You finish the job. The owner and the city are happy with what you have done. Now you wait for your payment from the contractor. And you wait. And you wait some more. The contractor is refusing to pay you and will not give a reason. Can you sue him? What are your options?
A mechanic’s lien is a legal claim against the property on which you are working. Read over the contract you signed with the general contractor. Some contractors may put wording in that you cannot file a mechanic’s lien.
You can file for a mechanic’s lien in New Jersey, but be aware of the deadlines. For a residential lien, you must file within 120 days of your last day of providing labor or materials. On other projects, you have 90 days to file.
In some cases, an owner will ask the general contractor to take out a payment bond. The bond ensures the subcontractor gets paid, enabling other work gets done on time. You can file a claim against the payment bond, and the surety company may pay part of what the contractor owes you.
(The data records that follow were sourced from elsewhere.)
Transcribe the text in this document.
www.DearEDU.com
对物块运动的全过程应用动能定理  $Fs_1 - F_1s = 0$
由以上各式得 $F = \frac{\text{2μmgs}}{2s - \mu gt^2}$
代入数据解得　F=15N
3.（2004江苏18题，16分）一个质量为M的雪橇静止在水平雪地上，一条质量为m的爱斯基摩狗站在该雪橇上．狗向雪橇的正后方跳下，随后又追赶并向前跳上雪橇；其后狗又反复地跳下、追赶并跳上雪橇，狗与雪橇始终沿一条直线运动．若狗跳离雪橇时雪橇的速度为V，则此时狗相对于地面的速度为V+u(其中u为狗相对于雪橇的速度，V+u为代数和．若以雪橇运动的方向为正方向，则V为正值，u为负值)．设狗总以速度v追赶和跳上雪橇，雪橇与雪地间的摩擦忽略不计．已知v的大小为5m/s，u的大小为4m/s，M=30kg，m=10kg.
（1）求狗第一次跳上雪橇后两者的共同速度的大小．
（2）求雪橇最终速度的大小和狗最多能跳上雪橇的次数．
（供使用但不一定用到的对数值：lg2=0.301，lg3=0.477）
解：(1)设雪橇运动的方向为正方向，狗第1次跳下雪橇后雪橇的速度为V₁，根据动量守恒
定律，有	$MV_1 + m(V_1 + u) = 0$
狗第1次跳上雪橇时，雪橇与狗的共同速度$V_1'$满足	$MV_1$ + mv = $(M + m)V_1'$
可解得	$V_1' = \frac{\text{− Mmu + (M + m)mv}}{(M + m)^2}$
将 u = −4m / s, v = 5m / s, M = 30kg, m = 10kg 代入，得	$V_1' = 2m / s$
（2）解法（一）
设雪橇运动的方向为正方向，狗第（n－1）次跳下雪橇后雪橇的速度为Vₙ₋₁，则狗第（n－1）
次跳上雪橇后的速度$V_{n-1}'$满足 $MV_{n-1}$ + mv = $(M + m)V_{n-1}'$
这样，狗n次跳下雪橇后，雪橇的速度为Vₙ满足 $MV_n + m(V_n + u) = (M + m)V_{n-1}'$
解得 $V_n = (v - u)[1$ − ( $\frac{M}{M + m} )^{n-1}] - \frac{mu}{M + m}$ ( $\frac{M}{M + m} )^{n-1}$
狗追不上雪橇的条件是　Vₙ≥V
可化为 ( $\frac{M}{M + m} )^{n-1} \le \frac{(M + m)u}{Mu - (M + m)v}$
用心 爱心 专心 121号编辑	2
The deadline to file a claim depends on the surety company.
If you decide to go down this avenue, it may cost you more money than what you are asking for from the contractor. The New Jersey Prompt Payment Act provides a remedy for you if you do not get paid. If you have performed to the standards of the contract, you may receive your payment within 10 days of the billing date.
Make sure to document everything you do during the job. Keep copies of your invoices. You may need proof if you have to go to court.